In this article, we will describe signal processing methods that have been developed for use in an automatic music analysis system. A companion article by Chafe, Mont-Reynaud, and Rush, also in this issue of the Journal, deals with higher-level issues, namely the recognition of musical constructs. Unless one is willing to settle for a direct interface between musician and computer, such as the hardwired keyboard in the Xerox PARC system (Ornstein and Maxwell 1981), techniques must be developed to extract musical features from the sound itself. The approach of combining signal processing with knowledge engineering seems quite promising for music analysis. In contrast with many of the signals to which signal processing methods are applied, musical signals usually contain a great deal of order, chiefly in the form of quasi-periodicity (pitch and rhythm), and are not usually severely corrupted with random noise.
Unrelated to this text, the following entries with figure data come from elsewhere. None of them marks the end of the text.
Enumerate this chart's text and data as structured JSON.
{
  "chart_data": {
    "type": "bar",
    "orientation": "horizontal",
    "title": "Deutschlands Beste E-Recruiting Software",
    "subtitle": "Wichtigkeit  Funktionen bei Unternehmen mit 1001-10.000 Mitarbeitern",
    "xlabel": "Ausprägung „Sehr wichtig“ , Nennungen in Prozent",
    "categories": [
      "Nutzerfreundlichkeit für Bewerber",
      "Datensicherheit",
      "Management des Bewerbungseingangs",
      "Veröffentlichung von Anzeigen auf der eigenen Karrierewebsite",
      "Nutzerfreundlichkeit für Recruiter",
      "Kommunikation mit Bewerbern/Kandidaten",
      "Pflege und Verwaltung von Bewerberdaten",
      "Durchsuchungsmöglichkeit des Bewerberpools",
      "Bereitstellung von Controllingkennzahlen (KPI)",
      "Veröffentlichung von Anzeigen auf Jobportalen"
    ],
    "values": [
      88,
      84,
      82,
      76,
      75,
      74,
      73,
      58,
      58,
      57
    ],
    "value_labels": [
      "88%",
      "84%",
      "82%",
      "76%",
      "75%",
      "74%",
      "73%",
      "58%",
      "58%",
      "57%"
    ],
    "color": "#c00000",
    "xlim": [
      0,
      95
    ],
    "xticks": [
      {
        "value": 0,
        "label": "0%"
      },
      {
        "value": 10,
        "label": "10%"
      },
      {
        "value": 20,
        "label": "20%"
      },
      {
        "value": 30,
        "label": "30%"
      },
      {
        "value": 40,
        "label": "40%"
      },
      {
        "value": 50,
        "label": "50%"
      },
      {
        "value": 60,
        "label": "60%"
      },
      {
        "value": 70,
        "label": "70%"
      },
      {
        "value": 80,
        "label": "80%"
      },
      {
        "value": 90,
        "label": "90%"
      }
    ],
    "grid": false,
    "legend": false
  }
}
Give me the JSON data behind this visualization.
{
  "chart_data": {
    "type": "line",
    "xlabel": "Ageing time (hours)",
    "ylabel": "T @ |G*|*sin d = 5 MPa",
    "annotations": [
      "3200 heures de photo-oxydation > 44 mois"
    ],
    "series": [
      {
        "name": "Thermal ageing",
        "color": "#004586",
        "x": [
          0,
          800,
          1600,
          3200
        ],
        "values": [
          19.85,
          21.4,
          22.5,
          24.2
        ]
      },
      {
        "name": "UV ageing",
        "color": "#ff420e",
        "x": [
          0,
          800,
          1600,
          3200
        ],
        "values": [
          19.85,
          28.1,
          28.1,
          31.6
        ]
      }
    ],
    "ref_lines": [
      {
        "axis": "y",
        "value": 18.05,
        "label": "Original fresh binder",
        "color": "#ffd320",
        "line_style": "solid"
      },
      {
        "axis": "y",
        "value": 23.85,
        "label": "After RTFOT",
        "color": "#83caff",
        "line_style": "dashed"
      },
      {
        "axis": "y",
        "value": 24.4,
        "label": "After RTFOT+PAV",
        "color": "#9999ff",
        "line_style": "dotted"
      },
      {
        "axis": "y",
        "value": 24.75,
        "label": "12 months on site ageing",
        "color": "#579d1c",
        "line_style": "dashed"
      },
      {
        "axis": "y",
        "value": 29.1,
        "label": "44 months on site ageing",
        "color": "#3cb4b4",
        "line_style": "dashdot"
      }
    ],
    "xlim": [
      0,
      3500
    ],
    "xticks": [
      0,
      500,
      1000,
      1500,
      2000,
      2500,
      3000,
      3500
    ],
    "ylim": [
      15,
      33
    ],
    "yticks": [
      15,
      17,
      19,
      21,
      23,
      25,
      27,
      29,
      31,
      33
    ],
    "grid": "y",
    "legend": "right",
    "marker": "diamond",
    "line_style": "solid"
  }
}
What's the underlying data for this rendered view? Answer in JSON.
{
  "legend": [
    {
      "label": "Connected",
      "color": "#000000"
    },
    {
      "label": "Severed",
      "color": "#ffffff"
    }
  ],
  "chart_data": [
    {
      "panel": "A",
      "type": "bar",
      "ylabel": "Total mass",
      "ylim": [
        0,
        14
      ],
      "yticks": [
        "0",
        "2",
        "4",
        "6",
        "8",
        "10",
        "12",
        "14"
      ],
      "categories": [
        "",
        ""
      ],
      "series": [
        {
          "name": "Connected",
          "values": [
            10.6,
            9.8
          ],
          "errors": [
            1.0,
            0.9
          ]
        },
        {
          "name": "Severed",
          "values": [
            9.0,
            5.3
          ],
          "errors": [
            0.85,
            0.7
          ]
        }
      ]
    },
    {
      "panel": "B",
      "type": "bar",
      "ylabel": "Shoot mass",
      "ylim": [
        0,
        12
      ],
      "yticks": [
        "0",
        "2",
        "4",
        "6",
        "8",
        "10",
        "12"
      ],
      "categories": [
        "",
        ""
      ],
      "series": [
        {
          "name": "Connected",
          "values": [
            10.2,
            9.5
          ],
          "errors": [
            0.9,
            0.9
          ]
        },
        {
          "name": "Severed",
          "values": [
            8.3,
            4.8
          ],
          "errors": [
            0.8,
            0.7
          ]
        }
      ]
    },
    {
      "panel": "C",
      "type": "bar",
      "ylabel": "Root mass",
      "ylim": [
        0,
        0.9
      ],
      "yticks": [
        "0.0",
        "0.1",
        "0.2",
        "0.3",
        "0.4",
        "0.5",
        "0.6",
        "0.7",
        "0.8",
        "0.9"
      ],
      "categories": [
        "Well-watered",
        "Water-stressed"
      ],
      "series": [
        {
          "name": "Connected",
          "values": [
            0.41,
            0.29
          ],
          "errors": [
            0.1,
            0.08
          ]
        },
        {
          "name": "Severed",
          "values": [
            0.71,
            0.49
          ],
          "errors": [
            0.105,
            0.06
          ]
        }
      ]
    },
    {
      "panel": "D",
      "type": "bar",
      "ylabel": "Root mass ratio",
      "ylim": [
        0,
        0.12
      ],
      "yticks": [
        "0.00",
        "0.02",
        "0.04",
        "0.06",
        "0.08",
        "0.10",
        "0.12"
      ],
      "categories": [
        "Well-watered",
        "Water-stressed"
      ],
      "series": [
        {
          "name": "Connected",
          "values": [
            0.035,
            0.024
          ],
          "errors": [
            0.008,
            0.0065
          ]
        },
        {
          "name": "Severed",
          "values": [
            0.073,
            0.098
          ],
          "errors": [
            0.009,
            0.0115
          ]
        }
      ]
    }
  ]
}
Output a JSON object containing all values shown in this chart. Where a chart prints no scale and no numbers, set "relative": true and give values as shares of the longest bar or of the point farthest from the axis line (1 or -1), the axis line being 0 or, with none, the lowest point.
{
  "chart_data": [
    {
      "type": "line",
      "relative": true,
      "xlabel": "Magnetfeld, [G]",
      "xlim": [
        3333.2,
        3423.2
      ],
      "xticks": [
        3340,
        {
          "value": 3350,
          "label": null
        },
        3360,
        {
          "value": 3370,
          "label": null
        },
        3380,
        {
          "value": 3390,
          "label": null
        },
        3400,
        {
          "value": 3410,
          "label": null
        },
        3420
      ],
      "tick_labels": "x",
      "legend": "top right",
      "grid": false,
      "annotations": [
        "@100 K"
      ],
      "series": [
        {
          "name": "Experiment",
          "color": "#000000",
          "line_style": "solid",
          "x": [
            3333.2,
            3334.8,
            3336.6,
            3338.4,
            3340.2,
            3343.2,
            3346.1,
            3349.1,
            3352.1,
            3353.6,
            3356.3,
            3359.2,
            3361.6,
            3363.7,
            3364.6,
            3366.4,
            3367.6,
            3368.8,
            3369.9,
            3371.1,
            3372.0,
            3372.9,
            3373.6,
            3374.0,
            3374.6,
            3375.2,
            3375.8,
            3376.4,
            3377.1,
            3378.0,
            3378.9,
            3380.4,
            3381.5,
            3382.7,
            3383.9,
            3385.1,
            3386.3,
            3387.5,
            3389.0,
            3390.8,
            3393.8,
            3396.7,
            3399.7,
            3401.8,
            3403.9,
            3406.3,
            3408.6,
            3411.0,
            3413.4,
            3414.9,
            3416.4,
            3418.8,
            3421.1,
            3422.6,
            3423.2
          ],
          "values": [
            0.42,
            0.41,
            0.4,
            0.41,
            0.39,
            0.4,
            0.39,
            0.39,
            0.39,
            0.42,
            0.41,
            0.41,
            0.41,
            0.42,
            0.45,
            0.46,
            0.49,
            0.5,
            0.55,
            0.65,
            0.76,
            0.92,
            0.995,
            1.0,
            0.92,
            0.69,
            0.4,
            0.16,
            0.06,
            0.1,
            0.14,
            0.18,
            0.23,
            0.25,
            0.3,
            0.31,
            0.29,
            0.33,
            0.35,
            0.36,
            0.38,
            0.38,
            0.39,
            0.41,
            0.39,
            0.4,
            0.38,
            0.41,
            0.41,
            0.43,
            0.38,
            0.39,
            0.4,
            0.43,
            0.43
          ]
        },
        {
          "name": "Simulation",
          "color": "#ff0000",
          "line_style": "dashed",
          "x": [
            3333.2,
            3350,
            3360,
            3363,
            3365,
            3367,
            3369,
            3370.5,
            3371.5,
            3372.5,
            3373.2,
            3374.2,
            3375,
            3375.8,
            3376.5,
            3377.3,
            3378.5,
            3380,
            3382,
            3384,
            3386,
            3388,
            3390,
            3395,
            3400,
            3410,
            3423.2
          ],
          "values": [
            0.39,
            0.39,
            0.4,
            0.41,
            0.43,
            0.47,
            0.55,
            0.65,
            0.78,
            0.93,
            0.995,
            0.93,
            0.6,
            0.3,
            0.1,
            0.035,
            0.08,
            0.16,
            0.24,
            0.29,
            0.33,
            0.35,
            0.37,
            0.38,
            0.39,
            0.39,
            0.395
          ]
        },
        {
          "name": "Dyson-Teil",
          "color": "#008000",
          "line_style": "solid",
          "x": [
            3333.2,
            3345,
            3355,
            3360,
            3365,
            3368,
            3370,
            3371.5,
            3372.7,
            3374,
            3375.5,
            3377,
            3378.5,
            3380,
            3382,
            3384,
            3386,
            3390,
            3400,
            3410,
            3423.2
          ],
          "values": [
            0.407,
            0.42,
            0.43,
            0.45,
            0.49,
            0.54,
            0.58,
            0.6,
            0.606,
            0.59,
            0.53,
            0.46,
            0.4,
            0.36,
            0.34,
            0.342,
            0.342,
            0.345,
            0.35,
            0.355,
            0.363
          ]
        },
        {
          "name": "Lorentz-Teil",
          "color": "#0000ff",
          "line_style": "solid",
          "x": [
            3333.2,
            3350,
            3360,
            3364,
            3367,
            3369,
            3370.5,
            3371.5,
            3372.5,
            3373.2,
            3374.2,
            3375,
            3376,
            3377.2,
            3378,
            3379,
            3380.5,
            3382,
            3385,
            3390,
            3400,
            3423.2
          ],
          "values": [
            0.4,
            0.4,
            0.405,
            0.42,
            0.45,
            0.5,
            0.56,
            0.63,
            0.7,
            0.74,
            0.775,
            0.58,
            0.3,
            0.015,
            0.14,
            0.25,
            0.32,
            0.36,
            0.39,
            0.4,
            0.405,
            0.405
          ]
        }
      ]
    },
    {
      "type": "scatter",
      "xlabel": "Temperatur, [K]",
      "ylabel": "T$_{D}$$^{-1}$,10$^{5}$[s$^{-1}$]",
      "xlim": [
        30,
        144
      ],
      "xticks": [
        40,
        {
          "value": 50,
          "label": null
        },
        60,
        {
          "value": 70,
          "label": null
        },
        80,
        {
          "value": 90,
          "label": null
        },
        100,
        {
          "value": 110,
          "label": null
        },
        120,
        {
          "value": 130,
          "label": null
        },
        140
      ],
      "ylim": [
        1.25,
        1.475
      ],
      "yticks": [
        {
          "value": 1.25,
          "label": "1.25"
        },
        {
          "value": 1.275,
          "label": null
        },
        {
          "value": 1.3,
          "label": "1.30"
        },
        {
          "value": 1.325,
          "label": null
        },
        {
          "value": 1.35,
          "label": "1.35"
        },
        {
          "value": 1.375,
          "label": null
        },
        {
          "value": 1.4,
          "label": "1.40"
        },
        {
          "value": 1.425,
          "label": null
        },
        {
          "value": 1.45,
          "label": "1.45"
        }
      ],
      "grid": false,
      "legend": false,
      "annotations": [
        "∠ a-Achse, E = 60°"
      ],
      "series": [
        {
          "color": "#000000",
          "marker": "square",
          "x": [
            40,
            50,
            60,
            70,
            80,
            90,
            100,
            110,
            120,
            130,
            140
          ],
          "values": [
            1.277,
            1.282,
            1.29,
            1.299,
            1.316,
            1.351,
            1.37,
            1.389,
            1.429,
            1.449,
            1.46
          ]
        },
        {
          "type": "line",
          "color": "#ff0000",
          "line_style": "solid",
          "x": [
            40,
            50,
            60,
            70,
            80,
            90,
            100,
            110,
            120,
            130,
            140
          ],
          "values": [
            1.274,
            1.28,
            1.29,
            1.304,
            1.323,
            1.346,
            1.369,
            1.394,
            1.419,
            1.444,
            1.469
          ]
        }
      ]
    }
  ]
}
By taking advantage of these features, one can construct mechanisms that provide musically significant descriptions of real data, such as tempo tracking ("foot-tapping"), meter analysis, attack characterization, pitch characterization (including vibrato), and timbre analysis. In this article and its companion, sample results of some promising strategies for accomplishing these goals are presented. In particular, we will concentrate on the problems of primary segmentation, that is, the first few passes through the data using little or no a priori knowledge. If we can mark the begin time for each new event in the music, the task of classifying and parameterizing each event is made easier. We have tried three approaches to this segmentation problem: (1) an amplitude thresholding method, (2) a linear predictive coding (LPC) method, and (3) a pitch detection method. While we will also discuss more advanced strategies, these are generally awaiting implementation and thus are not included in he examples.